Esta coleção traz duas vertentes extremas da linguagem da estilista: por um lado o design essencial, sem ornamentos. São aquelas peças com modelagem básica e forte apelo visual/emocional, que se buscássemos sua família universal, poderíamos apontar os sapatos Crocs, o carro Twingo, a caneta Bic, a balinha MM, o prédio do MASP de Lina Bo Bardi... Traz os itens econômicos por sua silhueta e sua multifuncionalidade, como o tricot e a regata que podem ser vestidos de mais de uma forma, cada uma delas causando um shape diferente.

O oposto também está presente: o excesso e o ruído, talvez por causa da experimentação, uma linha mestra do trabalho de Gabriela em arte e no design de moda. São importantes aqui as sobreposições, a linguagem que vem da rua, a informação cultural dos anos 80, o excesso que marca o homem atual. Uma roupa com signos em saturação para esse homem urbano em estado de rush sem hora pra acontecer. Esta é uma lei da natureza: todo processo que atinge um ápice se transforma no seu oposto. Basta ter coragem para ver em si mesmo o caos, o excesso que trazemos em nós, ao invés de projetá-lo no outro. O universo Elvira Matilde é bastante autoral, e quem chega, muitas vezes tem que ser iniciado, numa iniciação até gradual. Culturalmente o “outro” é a maior referência, e não a gente mesmo, daí que pode levar tempo até aparecer a confiança que chega quando nos tornamos indivíduos. A confiança vem quando nos aceitamos com os nossos desejos e também os limites. Quando enfrentamos nossos fantasmas saímos livres, fortes e alegres.

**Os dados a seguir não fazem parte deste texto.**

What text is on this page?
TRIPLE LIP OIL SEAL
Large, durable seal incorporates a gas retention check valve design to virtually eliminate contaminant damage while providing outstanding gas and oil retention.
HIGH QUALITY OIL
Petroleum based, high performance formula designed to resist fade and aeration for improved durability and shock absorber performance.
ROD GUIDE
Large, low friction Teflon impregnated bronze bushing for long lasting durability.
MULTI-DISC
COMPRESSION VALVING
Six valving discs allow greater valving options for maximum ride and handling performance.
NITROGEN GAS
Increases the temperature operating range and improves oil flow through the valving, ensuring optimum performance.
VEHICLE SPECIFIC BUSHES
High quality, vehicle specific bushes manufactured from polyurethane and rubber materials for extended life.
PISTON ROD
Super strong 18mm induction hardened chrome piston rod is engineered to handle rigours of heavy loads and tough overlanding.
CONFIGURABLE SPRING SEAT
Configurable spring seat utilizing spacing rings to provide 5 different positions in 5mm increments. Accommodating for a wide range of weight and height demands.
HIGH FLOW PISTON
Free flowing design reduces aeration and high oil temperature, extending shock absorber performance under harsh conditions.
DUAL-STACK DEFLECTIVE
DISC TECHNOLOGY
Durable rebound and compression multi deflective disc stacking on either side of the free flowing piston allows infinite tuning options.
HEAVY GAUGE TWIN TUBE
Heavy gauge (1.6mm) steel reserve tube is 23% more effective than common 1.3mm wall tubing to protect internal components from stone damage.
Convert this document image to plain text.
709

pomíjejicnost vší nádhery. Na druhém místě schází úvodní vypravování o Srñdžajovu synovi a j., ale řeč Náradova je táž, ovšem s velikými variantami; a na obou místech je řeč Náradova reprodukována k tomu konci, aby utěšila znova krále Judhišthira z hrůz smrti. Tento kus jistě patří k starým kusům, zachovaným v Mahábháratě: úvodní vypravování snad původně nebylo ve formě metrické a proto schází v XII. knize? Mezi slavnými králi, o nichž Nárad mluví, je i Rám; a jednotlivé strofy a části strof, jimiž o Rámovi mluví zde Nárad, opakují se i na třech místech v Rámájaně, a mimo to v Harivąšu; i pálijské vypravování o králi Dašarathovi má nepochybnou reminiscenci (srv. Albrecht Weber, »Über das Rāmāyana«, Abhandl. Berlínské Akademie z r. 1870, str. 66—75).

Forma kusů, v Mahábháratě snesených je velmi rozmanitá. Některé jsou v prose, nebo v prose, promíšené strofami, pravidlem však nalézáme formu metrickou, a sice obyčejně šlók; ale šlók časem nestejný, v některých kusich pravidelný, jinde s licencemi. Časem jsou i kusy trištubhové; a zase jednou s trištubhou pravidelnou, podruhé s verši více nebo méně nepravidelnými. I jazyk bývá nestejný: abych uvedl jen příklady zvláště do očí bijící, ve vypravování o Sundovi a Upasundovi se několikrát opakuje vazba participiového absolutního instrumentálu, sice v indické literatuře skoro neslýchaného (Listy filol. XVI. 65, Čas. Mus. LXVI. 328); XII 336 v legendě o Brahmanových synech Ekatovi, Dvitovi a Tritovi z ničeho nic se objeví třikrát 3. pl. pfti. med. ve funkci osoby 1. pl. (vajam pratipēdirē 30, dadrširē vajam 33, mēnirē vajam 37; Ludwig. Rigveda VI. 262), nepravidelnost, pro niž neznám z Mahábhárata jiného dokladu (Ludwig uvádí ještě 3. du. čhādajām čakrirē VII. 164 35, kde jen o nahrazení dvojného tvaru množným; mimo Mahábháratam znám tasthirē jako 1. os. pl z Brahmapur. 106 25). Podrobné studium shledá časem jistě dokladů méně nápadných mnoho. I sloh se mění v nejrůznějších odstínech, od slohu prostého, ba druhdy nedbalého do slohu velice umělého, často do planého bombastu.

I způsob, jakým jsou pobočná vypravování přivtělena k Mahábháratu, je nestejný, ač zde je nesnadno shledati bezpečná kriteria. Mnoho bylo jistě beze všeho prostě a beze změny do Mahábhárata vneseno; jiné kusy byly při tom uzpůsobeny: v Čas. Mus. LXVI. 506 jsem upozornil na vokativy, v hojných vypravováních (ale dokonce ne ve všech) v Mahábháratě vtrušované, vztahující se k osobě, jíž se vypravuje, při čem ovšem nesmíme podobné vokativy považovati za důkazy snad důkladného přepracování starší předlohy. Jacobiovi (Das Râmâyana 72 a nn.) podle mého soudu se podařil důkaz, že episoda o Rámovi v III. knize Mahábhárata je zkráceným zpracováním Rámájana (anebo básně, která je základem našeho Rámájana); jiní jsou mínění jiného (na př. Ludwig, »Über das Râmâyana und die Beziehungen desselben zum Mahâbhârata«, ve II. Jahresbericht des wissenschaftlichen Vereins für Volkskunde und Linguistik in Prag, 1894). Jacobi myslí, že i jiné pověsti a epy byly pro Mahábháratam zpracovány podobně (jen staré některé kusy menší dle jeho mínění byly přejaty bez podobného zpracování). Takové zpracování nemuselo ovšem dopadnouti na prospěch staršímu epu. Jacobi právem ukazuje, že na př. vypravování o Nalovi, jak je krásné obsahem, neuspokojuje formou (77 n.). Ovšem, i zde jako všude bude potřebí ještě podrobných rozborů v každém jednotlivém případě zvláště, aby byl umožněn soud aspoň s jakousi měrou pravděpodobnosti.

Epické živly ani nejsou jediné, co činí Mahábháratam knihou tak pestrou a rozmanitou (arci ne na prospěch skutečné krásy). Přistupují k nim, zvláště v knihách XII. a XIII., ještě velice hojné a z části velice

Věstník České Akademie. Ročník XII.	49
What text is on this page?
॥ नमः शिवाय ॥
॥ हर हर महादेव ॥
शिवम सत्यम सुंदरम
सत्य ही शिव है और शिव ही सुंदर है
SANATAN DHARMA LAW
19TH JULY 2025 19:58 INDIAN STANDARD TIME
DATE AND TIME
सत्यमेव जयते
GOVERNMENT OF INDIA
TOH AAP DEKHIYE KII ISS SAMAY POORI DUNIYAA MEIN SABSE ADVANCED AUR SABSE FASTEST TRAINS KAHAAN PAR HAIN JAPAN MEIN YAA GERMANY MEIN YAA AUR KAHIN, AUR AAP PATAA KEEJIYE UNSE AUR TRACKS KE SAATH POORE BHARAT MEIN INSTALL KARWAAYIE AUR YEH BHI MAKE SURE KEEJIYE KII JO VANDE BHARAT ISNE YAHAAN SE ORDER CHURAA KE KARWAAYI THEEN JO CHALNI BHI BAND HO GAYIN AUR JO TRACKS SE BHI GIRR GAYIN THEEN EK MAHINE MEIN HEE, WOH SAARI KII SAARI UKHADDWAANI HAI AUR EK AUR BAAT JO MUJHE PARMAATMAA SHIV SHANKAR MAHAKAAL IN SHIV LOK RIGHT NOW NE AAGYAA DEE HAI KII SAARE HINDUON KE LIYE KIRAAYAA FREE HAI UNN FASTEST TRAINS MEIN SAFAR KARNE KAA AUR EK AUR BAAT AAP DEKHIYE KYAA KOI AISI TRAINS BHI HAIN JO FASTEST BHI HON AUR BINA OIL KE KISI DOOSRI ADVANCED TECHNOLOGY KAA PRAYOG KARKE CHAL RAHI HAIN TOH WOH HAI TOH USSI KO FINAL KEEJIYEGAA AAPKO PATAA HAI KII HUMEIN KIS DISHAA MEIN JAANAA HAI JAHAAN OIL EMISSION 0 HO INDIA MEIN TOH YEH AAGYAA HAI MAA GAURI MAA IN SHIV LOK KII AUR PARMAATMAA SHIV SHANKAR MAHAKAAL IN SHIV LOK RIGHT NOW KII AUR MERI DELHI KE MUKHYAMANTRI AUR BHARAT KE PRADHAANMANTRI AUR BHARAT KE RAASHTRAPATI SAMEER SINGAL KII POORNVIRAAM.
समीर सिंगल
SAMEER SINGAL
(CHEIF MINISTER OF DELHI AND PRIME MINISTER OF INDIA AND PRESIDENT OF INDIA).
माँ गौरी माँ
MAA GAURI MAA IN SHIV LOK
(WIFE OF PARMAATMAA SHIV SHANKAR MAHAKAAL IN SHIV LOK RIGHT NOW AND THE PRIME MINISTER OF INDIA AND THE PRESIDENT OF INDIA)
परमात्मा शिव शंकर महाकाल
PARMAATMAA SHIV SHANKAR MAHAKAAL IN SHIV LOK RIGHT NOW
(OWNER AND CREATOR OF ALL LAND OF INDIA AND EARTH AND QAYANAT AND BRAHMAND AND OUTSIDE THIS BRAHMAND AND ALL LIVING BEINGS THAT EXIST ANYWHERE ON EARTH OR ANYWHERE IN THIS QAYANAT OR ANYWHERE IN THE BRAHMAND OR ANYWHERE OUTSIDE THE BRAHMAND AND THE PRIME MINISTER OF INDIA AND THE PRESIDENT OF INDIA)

Elvira Matilde é uma marca consciente da sua proposta de comportamento. Roupa é uma pele sensível sobre a pele biológica. Uma veste tecida de sentidos. Roupa para fechar? Ou roupa para abrir? O quê? A percepção? Integrar os vários corpos que temos ao sermos autênticos? Quem veio primeiro: o homem, a roupa, a moda? Para qual homem dirigimos nossa atenção? Em pleno século XXI não dá para falar de moda sem falar para qual homem estamos fazendo as roupas. É assim que hoje fazemos política, arte, ciência, moda. Não existem mais universos estanques e tudo é mesmo misturado, entrelaçado. Uma rede de relações, ao mesmo tempo em que se firma a cada estação o projeto da artista plástica e estilista Gabriela Demarco como uma poética dos corpos.